Developmental burning is the burning of vegetation, tree stumps, etc. that are grown on property being developed for commercial or residential uses. Developmental burning is no longer allowed in San Luis Obispo County. If no alternatives to burning are available, limited developmental burning under severe restrictions may be allowed. For more information contact the APCD's Compliance staff at 805-781-5912. 

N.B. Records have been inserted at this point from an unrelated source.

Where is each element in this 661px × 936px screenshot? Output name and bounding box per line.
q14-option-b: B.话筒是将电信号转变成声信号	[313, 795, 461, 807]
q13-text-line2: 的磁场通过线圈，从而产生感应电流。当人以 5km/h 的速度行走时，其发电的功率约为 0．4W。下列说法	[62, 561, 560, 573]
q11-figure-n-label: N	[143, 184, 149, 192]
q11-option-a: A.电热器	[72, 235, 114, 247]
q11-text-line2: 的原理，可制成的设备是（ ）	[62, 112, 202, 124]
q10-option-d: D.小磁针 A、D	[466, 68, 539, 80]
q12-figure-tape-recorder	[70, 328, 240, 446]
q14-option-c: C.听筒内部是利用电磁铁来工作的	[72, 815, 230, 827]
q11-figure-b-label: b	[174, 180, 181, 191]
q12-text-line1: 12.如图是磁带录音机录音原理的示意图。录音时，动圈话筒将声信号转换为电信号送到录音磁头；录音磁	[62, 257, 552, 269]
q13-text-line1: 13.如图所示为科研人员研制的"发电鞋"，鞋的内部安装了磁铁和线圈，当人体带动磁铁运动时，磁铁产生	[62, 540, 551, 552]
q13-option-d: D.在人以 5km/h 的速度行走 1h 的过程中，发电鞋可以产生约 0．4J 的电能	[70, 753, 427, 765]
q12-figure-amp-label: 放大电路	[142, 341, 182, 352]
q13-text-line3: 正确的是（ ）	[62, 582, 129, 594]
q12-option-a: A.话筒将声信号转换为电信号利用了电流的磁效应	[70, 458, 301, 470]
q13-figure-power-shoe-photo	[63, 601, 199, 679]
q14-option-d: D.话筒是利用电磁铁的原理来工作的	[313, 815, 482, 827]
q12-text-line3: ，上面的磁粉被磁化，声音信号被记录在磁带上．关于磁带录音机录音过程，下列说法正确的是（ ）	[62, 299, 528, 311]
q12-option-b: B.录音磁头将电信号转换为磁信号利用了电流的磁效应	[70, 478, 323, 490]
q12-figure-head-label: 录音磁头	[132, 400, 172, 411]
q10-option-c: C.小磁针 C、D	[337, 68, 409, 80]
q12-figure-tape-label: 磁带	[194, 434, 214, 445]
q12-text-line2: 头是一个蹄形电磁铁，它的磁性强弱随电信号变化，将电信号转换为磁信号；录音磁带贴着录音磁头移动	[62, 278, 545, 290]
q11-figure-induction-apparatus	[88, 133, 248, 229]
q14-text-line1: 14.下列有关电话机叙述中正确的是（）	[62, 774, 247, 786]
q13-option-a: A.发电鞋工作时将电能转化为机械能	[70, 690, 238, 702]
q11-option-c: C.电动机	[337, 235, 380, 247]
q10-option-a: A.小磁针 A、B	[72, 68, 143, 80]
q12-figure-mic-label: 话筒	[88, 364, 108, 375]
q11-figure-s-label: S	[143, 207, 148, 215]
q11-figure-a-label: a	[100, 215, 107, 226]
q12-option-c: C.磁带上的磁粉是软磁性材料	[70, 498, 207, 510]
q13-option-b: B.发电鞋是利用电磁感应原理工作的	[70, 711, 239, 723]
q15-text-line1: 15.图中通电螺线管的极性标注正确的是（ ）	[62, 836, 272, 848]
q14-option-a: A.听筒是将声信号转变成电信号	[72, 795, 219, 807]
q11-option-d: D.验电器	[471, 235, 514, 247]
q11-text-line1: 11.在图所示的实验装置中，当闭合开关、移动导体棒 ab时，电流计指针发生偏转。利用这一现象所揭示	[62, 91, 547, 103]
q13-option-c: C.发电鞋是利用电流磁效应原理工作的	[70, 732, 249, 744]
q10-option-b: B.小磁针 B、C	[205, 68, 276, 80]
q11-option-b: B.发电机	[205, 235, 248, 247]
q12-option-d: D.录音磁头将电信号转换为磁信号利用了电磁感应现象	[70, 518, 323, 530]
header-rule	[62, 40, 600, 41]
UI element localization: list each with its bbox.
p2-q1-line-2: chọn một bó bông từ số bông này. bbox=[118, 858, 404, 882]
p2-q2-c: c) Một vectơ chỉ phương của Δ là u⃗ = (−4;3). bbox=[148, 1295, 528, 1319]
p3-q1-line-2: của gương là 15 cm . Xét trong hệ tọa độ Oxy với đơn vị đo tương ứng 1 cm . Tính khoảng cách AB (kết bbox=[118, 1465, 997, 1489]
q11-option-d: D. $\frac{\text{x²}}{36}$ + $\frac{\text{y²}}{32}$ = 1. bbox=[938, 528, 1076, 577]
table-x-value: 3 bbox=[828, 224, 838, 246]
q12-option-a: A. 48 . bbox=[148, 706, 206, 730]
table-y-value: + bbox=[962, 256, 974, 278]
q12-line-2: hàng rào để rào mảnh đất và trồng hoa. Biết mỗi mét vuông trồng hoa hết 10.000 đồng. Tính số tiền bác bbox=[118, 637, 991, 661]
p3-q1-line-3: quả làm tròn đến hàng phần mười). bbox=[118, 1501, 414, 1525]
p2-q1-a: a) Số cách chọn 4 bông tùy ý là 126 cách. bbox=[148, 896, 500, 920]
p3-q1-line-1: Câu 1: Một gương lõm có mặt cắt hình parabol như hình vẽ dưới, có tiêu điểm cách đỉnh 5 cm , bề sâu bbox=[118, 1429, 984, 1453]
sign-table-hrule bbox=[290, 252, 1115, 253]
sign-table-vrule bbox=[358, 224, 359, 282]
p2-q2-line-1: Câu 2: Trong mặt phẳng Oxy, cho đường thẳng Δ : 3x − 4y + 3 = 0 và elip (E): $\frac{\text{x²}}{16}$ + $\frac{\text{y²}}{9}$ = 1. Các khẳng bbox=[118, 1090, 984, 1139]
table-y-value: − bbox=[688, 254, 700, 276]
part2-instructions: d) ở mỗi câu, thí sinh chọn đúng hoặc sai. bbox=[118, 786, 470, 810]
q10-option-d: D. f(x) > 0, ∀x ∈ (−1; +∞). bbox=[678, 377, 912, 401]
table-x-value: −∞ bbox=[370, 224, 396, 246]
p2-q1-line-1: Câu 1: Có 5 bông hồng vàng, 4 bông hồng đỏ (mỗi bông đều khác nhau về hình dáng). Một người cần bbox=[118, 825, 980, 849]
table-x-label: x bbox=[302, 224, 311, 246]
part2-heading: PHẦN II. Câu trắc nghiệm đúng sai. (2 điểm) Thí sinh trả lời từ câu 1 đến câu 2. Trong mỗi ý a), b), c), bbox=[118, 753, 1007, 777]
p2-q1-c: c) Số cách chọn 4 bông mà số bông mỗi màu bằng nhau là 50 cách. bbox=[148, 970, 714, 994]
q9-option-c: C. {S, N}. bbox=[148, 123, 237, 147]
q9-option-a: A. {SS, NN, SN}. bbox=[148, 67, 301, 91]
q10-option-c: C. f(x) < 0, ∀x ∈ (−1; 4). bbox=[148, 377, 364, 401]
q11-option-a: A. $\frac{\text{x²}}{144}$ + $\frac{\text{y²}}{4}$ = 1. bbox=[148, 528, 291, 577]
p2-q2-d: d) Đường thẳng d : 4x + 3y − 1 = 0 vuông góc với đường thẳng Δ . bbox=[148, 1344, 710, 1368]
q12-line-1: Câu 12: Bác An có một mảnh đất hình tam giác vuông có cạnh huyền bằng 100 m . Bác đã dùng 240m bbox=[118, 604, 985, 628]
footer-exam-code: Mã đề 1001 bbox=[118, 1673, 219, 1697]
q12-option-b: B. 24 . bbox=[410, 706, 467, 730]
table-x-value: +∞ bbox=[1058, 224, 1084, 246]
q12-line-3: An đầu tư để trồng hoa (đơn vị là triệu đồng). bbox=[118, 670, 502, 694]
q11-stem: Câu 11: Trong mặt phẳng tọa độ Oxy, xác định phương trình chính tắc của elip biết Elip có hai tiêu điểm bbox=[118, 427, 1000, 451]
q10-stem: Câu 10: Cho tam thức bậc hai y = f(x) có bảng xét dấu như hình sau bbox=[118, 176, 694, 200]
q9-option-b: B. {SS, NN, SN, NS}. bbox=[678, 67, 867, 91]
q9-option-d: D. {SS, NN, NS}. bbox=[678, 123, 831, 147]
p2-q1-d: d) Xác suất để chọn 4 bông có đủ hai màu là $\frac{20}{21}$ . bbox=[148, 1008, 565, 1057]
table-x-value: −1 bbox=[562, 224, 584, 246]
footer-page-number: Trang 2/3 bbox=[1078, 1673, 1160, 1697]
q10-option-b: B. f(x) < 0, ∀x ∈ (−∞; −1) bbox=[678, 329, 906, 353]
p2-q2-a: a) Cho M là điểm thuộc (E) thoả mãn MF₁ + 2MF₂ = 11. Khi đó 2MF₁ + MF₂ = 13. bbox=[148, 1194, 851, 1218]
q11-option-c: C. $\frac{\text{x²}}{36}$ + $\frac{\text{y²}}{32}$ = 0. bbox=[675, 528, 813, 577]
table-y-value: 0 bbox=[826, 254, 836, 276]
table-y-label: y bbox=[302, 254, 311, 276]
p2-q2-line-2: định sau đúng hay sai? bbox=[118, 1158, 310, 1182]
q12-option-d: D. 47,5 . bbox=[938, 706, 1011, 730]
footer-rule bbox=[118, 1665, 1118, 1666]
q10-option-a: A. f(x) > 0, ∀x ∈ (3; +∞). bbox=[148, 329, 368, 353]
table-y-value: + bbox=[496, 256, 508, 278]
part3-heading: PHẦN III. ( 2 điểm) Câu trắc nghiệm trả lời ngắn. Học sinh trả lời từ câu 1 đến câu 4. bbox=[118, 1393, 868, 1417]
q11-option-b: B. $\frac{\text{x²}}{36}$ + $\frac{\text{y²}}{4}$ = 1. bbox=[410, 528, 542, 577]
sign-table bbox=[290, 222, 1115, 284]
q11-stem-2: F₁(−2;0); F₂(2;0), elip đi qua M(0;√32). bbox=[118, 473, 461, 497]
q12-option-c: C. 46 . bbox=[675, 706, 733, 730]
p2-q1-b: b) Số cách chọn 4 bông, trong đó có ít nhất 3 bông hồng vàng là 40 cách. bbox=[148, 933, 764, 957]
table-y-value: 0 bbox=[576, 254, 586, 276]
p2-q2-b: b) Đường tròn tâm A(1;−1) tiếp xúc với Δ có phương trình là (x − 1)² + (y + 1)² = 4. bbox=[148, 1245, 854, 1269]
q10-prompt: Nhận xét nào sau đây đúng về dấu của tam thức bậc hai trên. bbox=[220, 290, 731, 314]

Burning of Household Waste is Prohibited

The APCD is enforcing the state prohibition on burning household or residential waste and burning in burn barrels throughout the county. Burning of products containing rubber, plastic, tar, creosote or hydrocarbons is never allowed. In 2004, the California Air Resources Board (ARB) enacted a statewide regulation that prohibited burning of household waste, including paper and cardboard, to minimize toxic air contaminants generated during the burning of such material. More Description: arrows

Other Burning

Burn permits are also required for the following:

  • Public or industrial fire-fighting training.
  • Prevention of a fire hazard that cannot be abated by any other means.
  • The disposal of agricultural waste as specified by Rule 502. The agricultural waste must be produced and burned on site.
  • Levee, ditch and reservoir maintenance, or right-of-way clearing by a public entity or utility.
  • Developmental burning when there are no technically feasible alternatives.
  • Prescribed burning.

All burning permits listed above are issued by the APCD. The California Department of Forestry and Fire Prevention (CAL FIRE) also requires a permit for all types of burning during the fire hazard season.
If smoke or flying ash produced while burning becomes a nuisance, the burn permit may be revoked.